To access detailed material about the NIST-organized workshops, check the "Events" page.

• November 4--6, 2020: The NIST Workshop on Multi-Party Threshold Schemes (MPTS 2020), organized by the NIST Threshold Cryptography project, obtained feedback toward criteria for multi-party threshold schemes. Here is the preliminary announcement: PDF.
• July 7--9, 2020: The Online Workshop on Threshold Schemes for NIST-approved Symmetric Block Ciphers in a Single-Device Setting, organized by KU Leuven, gathered researchers to discuss aspects of interest to the single-device track of the Threshold Cryptography project. Here is a one-pager suggesting items of feedback for the single-device track: PDF
• March 11-12, 2019: The NIST Threshold Cryptography Workshop (NTCW) 2019 took place at NIST, in Gaithersburg Maryland, USA, with experts from industry, academia, and government. The submission deadline was December 17, 2018.

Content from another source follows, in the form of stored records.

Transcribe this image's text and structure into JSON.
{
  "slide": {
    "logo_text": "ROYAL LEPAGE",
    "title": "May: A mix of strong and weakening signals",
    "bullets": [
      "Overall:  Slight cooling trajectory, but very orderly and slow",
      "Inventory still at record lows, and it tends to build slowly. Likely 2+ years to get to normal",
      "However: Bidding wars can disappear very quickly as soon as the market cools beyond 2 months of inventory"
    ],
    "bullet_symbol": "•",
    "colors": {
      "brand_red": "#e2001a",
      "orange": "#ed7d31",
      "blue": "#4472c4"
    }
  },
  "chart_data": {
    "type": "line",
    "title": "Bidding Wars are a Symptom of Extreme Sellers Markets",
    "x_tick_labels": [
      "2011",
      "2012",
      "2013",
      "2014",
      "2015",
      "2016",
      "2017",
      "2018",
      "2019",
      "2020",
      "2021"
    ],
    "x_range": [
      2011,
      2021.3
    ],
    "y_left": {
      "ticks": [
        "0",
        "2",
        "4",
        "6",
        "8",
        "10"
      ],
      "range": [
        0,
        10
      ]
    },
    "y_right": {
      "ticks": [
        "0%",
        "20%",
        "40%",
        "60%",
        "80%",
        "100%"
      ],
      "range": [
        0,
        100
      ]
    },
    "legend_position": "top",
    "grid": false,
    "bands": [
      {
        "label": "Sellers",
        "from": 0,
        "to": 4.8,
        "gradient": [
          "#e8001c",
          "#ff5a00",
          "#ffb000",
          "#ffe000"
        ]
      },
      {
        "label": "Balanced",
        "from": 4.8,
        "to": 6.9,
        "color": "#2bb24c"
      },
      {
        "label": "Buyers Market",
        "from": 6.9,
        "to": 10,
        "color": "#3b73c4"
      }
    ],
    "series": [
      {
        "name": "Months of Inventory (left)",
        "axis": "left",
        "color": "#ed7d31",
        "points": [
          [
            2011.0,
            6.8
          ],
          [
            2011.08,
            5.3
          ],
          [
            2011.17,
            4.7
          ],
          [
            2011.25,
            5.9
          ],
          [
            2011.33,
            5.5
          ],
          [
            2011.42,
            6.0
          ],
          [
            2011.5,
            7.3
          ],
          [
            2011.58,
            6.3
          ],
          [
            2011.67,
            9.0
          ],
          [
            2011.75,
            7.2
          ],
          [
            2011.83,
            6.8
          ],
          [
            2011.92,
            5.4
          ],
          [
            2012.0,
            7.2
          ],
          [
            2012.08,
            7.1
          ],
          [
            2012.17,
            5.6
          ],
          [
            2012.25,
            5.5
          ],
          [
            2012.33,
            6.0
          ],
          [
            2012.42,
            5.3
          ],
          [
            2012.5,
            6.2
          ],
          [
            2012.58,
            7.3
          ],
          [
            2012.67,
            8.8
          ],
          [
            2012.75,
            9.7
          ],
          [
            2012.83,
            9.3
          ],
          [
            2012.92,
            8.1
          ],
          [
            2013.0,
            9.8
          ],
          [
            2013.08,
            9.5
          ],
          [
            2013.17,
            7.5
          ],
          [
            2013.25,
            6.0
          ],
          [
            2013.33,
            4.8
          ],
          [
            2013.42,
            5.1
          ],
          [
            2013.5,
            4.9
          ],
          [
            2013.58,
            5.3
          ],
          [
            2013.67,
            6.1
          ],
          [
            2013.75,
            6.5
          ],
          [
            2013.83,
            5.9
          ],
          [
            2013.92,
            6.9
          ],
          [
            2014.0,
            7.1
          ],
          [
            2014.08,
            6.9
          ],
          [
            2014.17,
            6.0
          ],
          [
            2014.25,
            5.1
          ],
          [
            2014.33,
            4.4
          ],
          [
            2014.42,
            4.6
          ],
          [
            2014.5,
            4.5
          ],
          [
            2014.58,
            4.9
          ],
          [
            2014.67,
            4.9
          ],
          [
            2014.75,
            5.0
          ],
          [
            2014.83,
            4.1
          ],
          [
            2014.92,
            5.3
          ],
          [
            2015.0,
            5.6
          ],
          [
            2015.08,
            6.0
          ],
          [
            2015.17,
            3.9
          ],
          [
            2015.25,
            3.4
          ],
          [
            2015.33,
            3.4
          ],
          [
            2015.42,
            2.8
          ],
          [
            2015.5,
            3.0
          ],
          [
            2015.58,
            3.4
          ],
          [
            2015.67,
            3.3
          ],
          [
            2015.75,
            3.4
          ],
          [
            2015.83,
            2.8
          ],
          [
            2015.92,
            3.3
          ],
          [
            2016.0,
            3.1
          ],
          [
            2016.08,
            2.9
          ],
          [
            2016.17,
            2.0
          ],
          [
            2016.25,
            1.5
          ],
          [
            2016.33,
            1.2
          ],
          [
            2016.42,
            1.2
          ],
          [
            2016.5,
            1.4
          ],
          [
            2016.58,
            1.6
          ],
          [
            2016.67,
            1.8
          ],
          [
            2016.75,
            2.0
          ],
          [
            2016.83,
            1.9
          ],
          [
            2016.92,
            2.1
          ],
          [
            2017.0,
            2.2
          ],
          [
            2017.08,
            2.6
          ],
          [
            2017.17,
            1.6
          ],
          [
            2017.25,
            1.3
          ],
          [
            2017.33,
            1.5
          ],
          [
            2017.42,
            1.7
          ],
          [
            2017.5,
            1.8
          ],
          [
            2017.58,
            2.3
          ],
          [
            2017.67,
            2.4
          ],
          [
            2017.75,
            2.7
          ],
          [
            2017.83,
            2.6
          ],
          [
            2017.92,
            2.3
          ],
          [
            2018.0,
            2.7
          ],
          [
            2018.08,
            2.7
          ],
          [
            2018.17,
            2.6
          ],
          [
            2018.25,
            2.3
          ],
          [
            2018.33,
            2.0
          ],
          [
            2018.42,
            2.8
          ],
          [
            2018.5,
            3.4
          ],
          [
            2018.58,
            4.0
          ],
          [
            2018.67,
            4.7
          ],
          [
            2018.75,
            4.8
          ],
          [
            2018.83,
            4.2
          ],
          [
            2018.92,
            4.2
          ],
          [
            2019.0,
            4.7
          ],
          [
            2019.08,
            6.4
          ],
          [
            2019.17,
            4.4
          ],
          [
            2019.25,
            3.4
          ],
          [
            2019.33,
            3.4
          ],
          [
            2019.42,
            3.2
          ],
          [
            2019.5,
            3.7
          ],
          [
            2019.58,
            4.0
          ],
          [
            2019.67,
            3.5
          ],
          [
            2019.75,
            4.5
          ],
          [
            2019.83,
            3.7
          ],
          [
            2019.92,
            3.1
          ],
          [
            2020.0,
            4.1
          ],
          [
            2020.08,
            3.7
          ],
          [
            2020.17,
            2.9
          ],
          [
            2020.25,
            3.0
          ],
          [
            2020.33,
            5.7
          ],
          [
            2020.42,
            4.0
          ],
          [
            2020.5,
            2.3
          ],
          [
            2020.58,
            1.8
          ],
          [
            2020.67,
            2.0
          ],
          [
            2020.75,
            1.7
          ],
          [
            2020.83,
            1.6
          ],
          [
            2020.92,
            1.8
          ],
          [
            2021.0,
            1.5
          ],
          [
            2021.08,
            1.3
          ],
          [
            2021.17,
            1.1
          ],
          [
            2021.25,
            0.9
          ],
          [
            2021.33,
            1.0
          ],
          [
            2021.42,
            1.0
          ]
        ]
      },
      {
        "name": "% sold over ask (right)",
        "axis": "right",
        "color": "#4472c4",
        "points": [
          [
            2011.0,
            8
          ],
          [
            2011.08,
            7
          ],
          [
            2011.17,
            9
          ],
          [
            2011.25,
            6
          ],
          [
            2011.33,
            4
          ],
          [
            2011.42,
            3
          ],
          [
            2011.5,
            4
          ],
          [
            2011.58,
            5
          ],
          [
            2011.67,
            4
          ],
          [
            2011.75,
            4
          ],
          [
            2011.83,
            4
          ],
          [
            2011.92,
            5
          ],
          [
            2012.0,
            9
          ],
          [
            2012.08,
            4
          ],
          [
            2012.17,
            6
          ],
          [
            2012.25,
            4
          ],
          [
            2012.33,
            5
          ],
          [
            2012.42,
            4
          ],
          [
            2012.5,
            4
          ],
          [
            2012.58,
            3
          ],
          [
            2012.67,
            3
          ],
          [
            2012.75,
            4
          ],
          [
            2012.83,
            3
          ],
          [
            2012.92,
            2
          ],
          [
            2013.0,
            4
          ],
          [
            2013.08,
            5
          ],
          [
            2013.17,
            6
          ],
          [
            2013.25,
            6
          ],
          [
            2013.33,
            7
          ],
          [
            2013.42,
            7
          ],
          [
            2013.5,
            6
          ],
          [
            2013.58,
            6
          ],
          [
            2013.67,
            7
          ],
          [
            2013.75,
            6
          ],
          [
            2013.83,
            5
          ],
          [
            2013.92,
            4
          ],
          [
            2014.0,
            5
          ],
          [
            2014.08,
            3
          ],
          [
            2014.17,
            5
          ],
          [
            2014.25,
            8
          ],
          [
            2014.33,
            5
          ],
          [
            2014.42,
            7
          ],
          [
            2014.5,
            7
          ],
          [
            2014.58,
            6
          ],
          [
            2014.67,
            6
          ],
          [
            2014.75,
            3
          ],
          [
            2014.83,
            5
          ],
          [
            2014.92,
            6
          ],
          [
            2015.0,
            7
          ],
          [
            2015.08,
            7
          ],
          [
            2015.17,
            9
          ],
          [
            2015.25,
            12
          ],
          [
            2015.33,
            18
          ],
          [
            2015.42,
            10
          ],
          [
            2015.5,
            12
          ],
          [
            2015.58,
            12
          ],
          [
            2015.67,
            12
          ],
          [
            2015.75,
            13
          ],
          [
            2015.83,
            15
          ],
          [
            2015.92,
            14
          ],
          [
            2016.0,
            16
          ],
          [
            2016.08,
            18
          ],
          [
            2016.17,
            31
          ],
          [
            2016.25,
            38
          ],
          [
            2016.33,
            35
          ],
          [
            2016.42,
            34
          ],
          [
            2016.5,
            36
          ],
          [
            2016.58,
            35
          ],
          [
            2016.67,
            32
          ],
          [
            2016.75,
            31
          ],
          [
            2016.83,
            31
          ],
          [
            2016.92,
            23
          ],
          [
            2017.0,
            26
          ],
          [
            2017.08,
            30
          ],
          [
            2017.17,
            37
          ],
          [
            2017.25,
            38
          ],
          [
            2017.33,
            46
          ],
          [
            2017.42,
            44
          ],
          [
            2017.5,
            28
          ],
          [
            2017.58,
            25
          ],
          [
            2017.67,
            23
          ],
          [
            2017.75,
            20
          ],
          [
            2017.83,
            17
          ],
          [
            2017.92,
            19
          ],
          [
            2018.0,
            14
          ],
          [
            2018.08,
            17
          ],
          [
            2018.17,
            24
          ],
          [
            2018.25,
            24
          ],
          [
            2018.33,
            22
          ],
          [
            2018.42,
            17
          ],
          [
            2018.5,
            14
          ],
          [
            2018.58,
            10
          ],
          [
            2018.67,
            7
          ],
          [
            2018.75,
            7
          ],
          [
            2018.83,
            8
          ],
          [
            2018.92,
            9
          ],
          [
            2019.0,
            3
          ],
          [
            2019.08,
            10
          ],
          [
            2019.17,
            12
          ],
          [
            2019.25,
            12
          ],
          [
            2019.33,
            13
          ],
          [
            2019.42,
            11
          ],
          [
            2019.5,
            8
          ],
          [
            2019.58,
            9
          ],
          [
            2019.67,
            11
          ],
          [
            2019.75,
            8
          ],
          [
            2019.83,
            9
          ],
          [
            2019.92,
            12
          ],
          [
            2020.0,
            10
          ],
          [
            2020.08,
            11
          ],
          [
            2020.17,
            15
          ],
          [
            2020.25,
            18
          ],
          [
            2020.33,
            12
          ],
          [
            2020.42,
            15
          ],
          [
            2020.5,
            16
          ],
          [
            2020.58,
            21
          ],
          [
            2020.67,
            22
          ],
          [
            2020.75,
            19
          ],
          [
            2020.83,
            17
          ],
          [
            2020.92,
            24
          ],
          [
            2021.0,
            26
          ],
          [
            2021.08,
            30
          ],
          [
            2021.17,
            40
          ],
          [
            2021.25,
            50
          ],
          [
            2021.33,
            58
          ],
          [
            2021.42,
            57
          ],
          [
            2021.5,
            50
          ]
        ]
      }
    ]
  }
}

So far, the main publications in the project are in the form of NIST Internal Reports (NISTIR), elaborated internally at NIST and made publicly available for comments and consultation.

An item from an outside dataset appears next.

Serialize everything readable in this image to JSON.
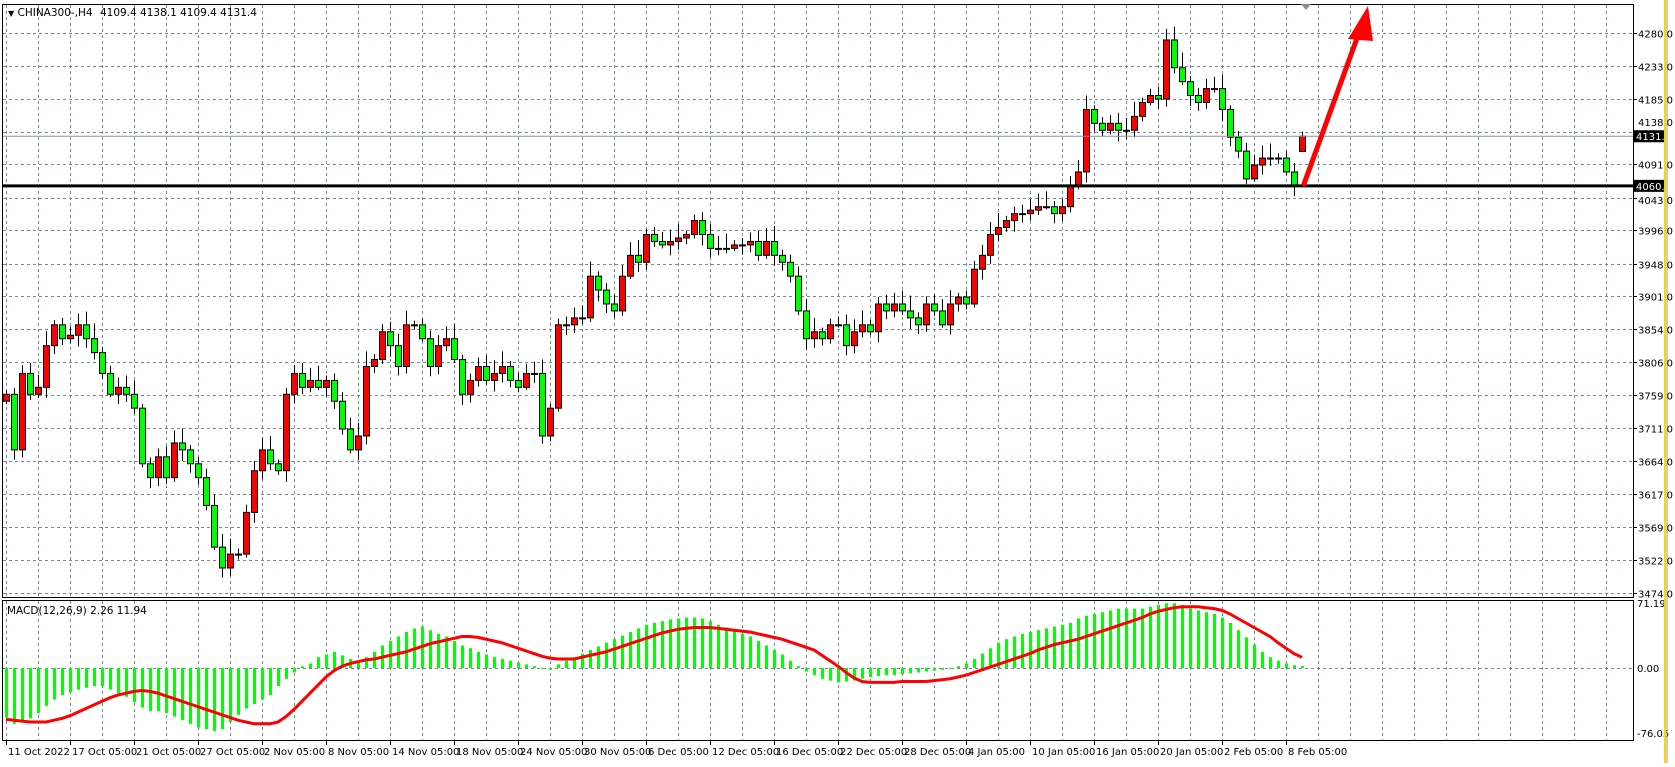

NISTIR 8214 Initiated a discussion about the pertinence of considering the standardization of threshold schemes for cryptographic primitives.

NISTIR 8214A presents a structured approach for exploring the space of threshold schemes for potential standardization, across two tracks: multi-party and single-device.

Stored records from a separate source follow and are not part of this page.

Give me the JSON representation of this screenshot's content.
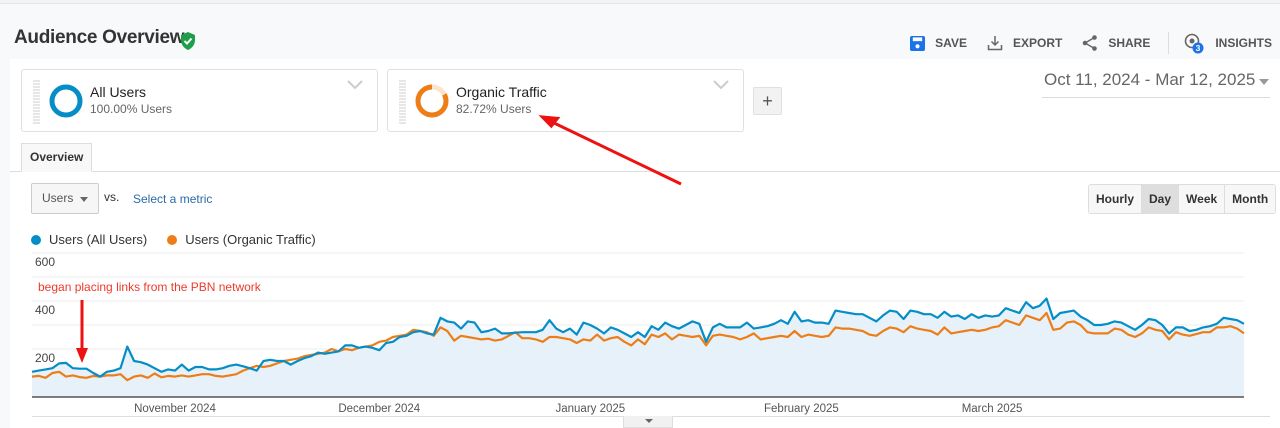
{
  "header": {
    "title": "Audience Overview",
    "verified_icon": "shield-check-icon",
    "toolbar": [
      {
        "label": "SAVE",
        "icon": "save-icon"
      },
      {
        "label": "EXPORT",
        "icon": "download-icon"
      },
      {
        "label": "SHARE",
        "icon": "share-icon"
      },
      {
        "label": "INSIGHTS",
        "icon": "insights-icon",
        "badge": "3"
      }
    ]
  },
  "segments": [
    {
      "name": "All Users",
      "pct": "100.00% Users",
      "color": "#058dc7",
      "fill": 1.0
    },
    {
      "name": "Organic Traffic",
      "pct": "82.72% Users",
      "color": "#ed7e17",
      "fill": 0.8272
    }
  ],
  "add_segment_label": "+",
  "date_range": "Oct 11, 2024 - Mar 12, 2025",
  "tabs": [
    {
      "label": "Overview",
      "active": true
    }
  ],
  "metric": {
    "selected": "Users",
    "vs_label": "vs.",
    "select_label": "Select a metric"
  },
  "granularity": [
    {
      "label": "Hourly",
      "active": false
    },
    {
      "label": "Day",
      "active": true
    },
    {
      "label": "Week",
      "active": false
    },
    {
      "label": "Month",
      "active": false
    }
  ],
  "legend": [
    {
      "label": "Users (All Users)",
      "color": "#058dc7"
    },
    {
      "label": "Users (Organic Traffic)",
      "color": "#ed7e17"
    }
  ],
  "annotation": {
    "text": "began placing links from the PBN network",
    "color": "#f0392b"
  },
  "chart_data": {
    "type": "line",
    "title": "",
    "xlabel": "",
    "ylabel": "Users",
    "ylim": [
      0,
      600
    ],
    "yticks": [
      200,
      400,
      600
    ],
    "grid": true,
    "legend_position": "top-left",
    "x_start": "2024-10-11",
    "x_end": "2025-03-12",
    "x_tick_labels": [
      {
        "label": "November 2024",
        "day_index": 21
      },
      {
        "label": "December 2024",
        "day_index": 51
      },
      {
        "label": "January 2025",
        "day_index": 82
      },
      {
        "label": "February 2025",
        "day_index": 113
      },
      {
        "label": "March 2025",
        "day_index": 141
      }
    ],
    "series": [
      {
        "name": "Users (All Users)",
        "color": "#058dc7",
        "values": [
          105,
          110,
          115,
          120,
          140,
          142,
          120,
          118,
          118,
          100,
          85,
          105,
          110,
          120,
          210,
          150,
          145,
          135,
          120,
          105,
          115,
          110,
          135,
          110,
          125,
          125,
          115,
          115,
          120,
          130,
          135,
          128,
          120,
          110,
          150,
          155,
          150,
          150,
          135,
          150,
          162,
          170,
          185,
          180,
          185,
          190,
          215,
          215,
          205,
          210,
          205,
          195,
          225,
          230,
          250,
          255,
          270,
          275,
          265,
          260,
          330,
          315,
          310,
          285,
          315,
          310,
          270,
          275,
          285,
          265,
          265,
          268,
          270,
          270,
          270,
          280,
          320,
          285,
          270,
          285,
          260,
          310,
          300,
          285,
          265,
          290,
          280,
          265,
          250,
          270,
          250,
          295,
          280,
          310,
          295,
          285,
          300,
          315,
          305,
          230,
          290,
          305,
          290,
          290,
          290,
          310,
          285,
          290,
          295,
          305,
          320,
          305,
          355,
          315,
          320,
          310,
          310,
          305,
          360,
          355,
          350,
          345,
          345,
          330,
          315,
          340,
          360,
          355,
          325,
          360,
          355,
          345,
          345,
          330,
          355,
          335,
          340,
          325,
          345,
          330,
          340,
          335,
          340,
          370,
          360,
          350,
          395,
          370,
          380,
          410,
          325,
          350,
          355,
          360,
          335,
          320,
          300,
          300,
          305,
          315,
          310,
          295,
          280,
          300,
          325,
          320,
          300,
          265,
          290,
          290,
          275,
          280,
          290,
          295,
          305,
          330,
          325,
          320,
          305
        ]
      },
      {
        "name": "Users (Organic Traffic)",
        "color": "#ed7e17",
        "values": [
          85,
          88,
          80,
          100,
          105,
          85,
          90,
          83,
          80,
          88,
          85,
          90,
          90,
          95,
          70,
          85,
          90,
          80,
          98,
          82,
          88,
          85,
          90,
          85,
          90,
          95,
          95,
          88,
          85,
          90,
          95,
          110,
          120,
          130,
          125,
          130,
          140,
          150,
          155,
          160,
          170,
          175,
          180,
          185,
          200,
          190,
          200,
          195,
          205,
          210,
          215,
          230,
          235,
          250,
          255,
          260,
          280,
          275,
          270,
          255,
          290,
          275,
          235,
          255,
          250,
          245,
          240,
          243,
          235,
          240,
          255,
          270,
          245,
          245,
          240,
          230,
          250,
          250,
          245,
          240,
          225,
          240,
          235,
          260,
          235,
          245,
          250,
          230,
          215,
          240,
          220,
          260,
          250,
          265,
          240,
          260,
          255,
          250,
          255,
          215,
          255,
          260,
          255,
          250,
          240,
          250,
          265,
          240,
          245,
          250,
          255,
          250,
          275,
          250,
          260,
          255,
          250,
          255,
          290,
          285,
          285,
          280,
          275,
          260,
          255,
          275,
          290,
          285,
          270,
          295,
          285,
          280,
          275,
          260,
          290,
          265,
          270,
          275,
          280,
          275,
          280,
          290,
          295,
          320,
          310,
          300,
          340,
          330,
          320,
          350,
          280,
          285,
          310,
          315,
          300,
          270,
          265,
          265,
          265,
          285,
          280,
          260,
          250,
          265,
          290,
          280,
          275,
          240,
          270,
          260,
          255,
          262,
          270,
          270,
          290,
          290,
          295,
          285,
          265
        ]
      }
    ]
  }
}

• NISTIR 8214A: NIST Roadmap Toward Criteria for Threshold Schemes for Cryptographic Primitives.
  • Final version: Published in the CSRC on July 7, 2020.
  • Diff and public comments: The draft was open for public comments until February 10, 2020. The available "diff" highlights the changes between the draft and the final version and includes a table with the received comments.
  • Draft version: Published in the CSRC on November 8, 2019. (The title in the draft was "Towards NIST Standards for Threshold Schemes for Cryptographic Primitives: A Preliminary Roadmap". The title changed in the final version.)
• NISTIR 8214: Threshold Schemes for Cryptographic Primitives: Challenges and Opportunities in Standardization and Validation of Threshold Cryptography.
  • Final version: Published in the CSRC on March 1, 2019.
  • Diff and public comments: The draft was open for public comments until October 22, 2018. The available "diff" highlights the changes between the draft and the final version and includes a table with the received comments.
  • Draft version: Published in the CSRC on July 26, 2019.

The Computer Security Division (CSD) at the National Institute of Standards and Technology (NIST) is interested in promoting the security of implementations and operation of cryptographic primitives. This security depends not only on the theoretical properties of the primitives but also on the ability to withstand attacks on their implementations and operations. It is thus important to mitigate breakdowns that result from differences between ideal and real implementations of cryptographic algorithms, and to enable distribution of trust across operators. Once criteria are in place, the selection and standardization of concrete schemes should include considerations for the applicable validation methodologies.

At a basic level, secret sharing enables splitting a secret key into two or more "shares" across different components or parties, such that the compromise of one (or more, but not all) of the shares does not reveal information about the original key. Using appropriate threshold techniques, the shares can then be separately processed, leading the computation to a correct result as if the original secret key had been processed by a classic algorithm. The security of the operation can be guaranteed even if up to a threshold number f of components has been compromised. This includes providing resistance against side-channel attacks, which exploit inadvertent leakage from real implementations. The threshold approach can thus significantly strengthen the confidentiality of secret keys in cryptographic implementations. Areas of relevant related research include secure multi-party computation, intrusion tolerant distributed systems, and threshold circuit design.